As the site of JIMENA (Jews Indigenous to the Middle East and North Africa) explains:
…under the heavy weight of Anti-Jewish governments and policy, nearly one million Jews [beginning in 1948] from the Middle East and North Africa had their property confiscated, basic human rights stripped, and were systematically persecuted and victimized. Ultimately these Jews were forced to flee their homes and surrender their nationalities, becoming the “Forgotten Refugees” of the Middle East and North Africa.
Revisionist history of the Middle East conveniently excludes the fact that over half of Israel’s Jewish population live there not because European atrocities during World War II, but because of Anti-Jewish Arab governments who dispossessed and displaced their native Jewish populations following the creation of the state of Israel in 1948. Adopted narratives of the Arab-Israeli conflict fail to address the fact that Israel was the largest refugee camp in the Middle East, providing safe haven to some 650,000 dispossessed Middle Eastern and North African Jewish refugees whose ancestors had a continuous presence in the region for over 3,000 years.
JIMENA reminds us that, though “UN Resolution 242 asserted that Jews fleeing Arab countries were ‘bona fide’ refugees” the international community, the media and educational systems have continuously ignored their plight.

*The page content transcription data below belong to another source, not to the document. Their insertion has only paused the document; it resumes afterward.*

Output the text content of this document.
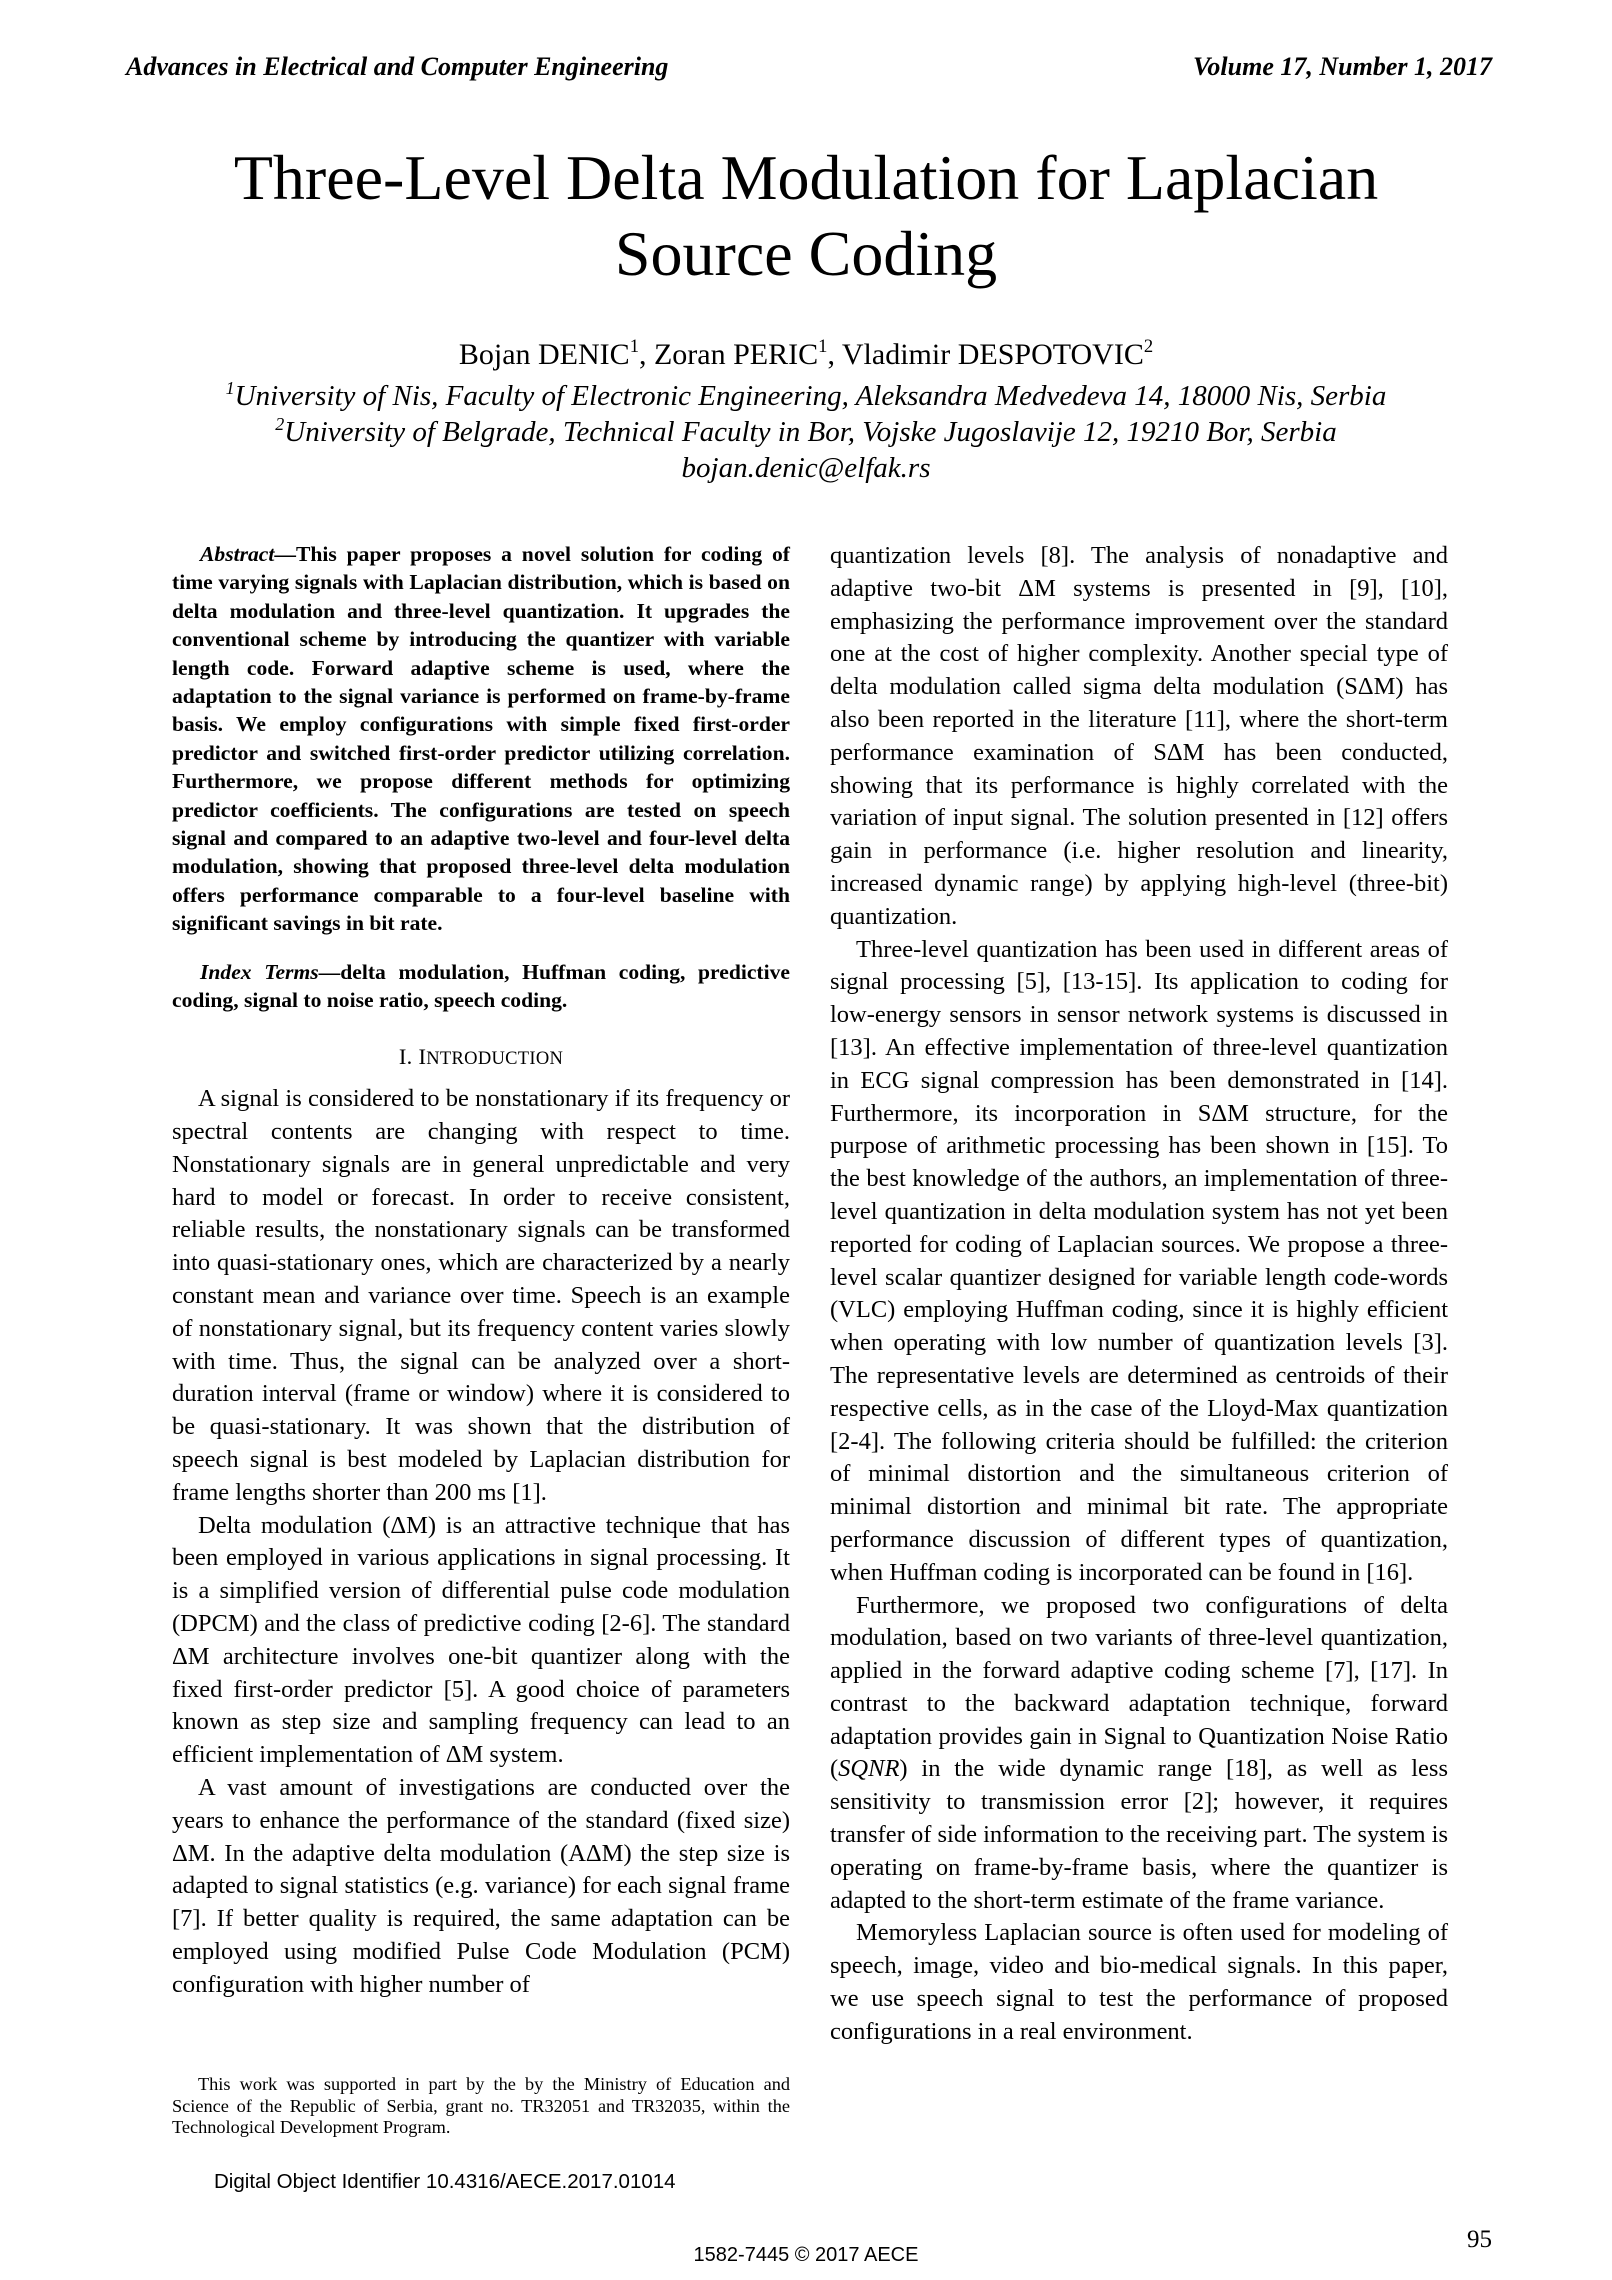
Advances in Electrical and Computer Engineering	Volume 17, Number 1, 2017
Three-Level Delta Modulation for Laplacian Source Coding
Bojan DENIC$^1$, Zoran PERIC$^1$, Vladimir DESPOTOVIC$^2$
$^1$University of Nis, Faculty of Electronic Engineering, Aleksandra Medvedeva 14, 18000 Nis, Serbia
$^2$University of Belgrade, Technical Faculty in Bor, Vojske Jugoslavije 12, 19210 Bor, Serbia
bojan.denic@elfak.rs
Abstract—This paper proposes a novel solution for coding of time varying signals with Laplacian distribution, which is based on delta modulation and three-level quantization. It upgrades the conventional scheme by introducing the quantizer with variable length code. Forward adaptive scheme is used, where the adaptation to the signal variance is performed on frame-by-frame basis. We employ configurations with simple fixed first-order predictor and switched first-order predictor utilizing correlation. Furthermore, we propose different methods for optimizing predictor coefficients. The configurations are tested on speech signal and compared to an adaptive two-level and four-level delta modulation, showing that proposed three-level delta modulation offers performance comparable to a four-level baseline with significant savings in bit rate.
Index Terms—delta modulation, Huffman coding, predictive coding, signal to noise ratio, speech coding.
I. INTRODUCTION

A signal is considered to be nonstationary if its frequency or spectral contents are changing with respect to time. Nonstationary signals are in general unpredictable and very hard to model or forecast. In order to receive consistent, reliable results, the nonstationary signals can be transformed into quasi-stationary ones, which are characterized by a nearly constant mean and variance over time. Speech is an example of nonstationary signal, but its frequency content varies slowly with time. Thus, the signal can be analyzed over a short-duration interval (frame or window) where it is considered to be quasi-stationary. It was shown that the distribution of speech signal is best modeled by Laplacian distribution for frame lengths shorter than 200 ms [1].

Delta modulation (ΔM) is an attractive technique that has been employed in various applications in signal processing. It is a simplified version of differential pulse code modulation (DPCM) and the class of predictive coding [2-6]. The standard ΔM architecture involves one-bit quantizer along with the fixed first-order predictor [5]. A good choice of parameters known as step size and sampling frequency can lead to an efficient implementation of ΔM system.

A vast amount of investigations are conducted over the years to enhance the performance of the standard (fixed size) ΔM. In the adaptive delta modulation (AΔM) the step size is adapted to signal statistics (e.g. variance) for each signal frame [7]. If better quality is required, the same adaptation can be employed using modified Pulse Code Modulation (PCM) configuration with higher number of

quantization levels [8]. The analysis of nonadaptive and adaptive two-bit ΔM systems is presented in [9], [10], emphasizing the performance improvement over the standard one at the cost of higher complexity. Another special type of delta modulation called sigma delta modulation (SΔM) has also been reported in the literature [11], where the short-term performance examination of SΔM has been conducted, showing that its performance is highly correlated with the variation of input signal. The solution presented in [12] offers gain in performance (i.e. higher resolution and linearity, increased dynamic range) by applying high-level (three-bit) quantization.

Three-level quantization has been used in different areas of signal processing [5], [13-15]. Its application to coding for low-energy sensors in sensor network systems is discussed in [13]. An effective implementation of three-level quantization in ECG signal compression has been demonstrated in [14]. Furthermore, its incorporation in SΔM structure, for the purpose of arithmetic processing has been shown in [15]. To the best knowledge of the authors, an implementation of three-level quantization in delta modulation system has not yet been reported for coding of Laplacian sources. We propose a three-level scalar quantizer designed for variable length code-words (VLC) employing Huffman coding, since it is highly efficient when operating with low number of quantization levels [3]. The representative levels are determined as centroids of their respective cells, as in the case of the Lloyd-Max quantization [2-4]. The following criteria should be fulfilled: the criterion of minimal distortion and the simultaneous criterion of minimal distortion and minimal bit rate. The appropriate performance discussion of different types of quantization, when Huffman coding is incorporated can be found in [16].

Furthermore, we proposed two configurations of delta modulation, based on two variants of three-level quantization, applied in the forward adaptive coding scheme [7], [17]. In contrast to the backward adaptation technique, forward adaptation provides gain in Signal to Quantization Noise Ratio (SQNR) in the wide dynamic range [18], as well as less sensitivity to transmission error [2]; however, it requires transfer of side information to the receiving part. The system is operating on frame-by-frame basis, where the quantizer is adapted to the short-term estimate of the frame variance.

Memoryless Laplacian source is often used for modeling of speech, image, video and bio-medical signals. In this paper, we use speech signal to test the performance of proposed configurations in a real environment.

This work was supported in part by the by the Ministry of Education and Science of the Republic of Serbia, grant no. TR32051 and TR32035, within the Technological Development Program.
Digital Object Identifier 10.4316/AECE.2017.01014
95
1582-7445 © 2017 AECE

Of the 800,000 or so Jewish refugees between 1948 and 1972, more than 200,000 found refuge in Europe and North America while 586,000 were resettled in Israel, ”without any compensation from the Arab governments who had confiscated their possessions.” Further, unlike Palestinian refugees who were displaced by war, a definitive report, co-authored by Irwin Cotler, concluded that Jews’ expulsion was part of an intentional and coordinated effort by Arab rulers:
These massive human rights violations were not events that occurred coincidently or haphazardly; nor were they the result only of state-sanctioned patterns of repression in each of the Arab countries, though this would be bad enough; rather, as the evidence discloses, they were the result of an international criminal conspiracy by the League of Arab States to target and persecute the Jewish populations in their respective countries.
It’s one thing to parrot the Palestinian narrative of the “Nakba”, but what the Guardian did was in effect completely erase the well-documented and completely undisputed forced expulsion by Arab leaders of hundreds of thousands of innocent Jews from the historical record.
The Guardian’s ideologically animosity towards the Jewish state has crossed a line, and the paper’s editors need to be held account for this completely ahistorical pro-Palestinian propaganda.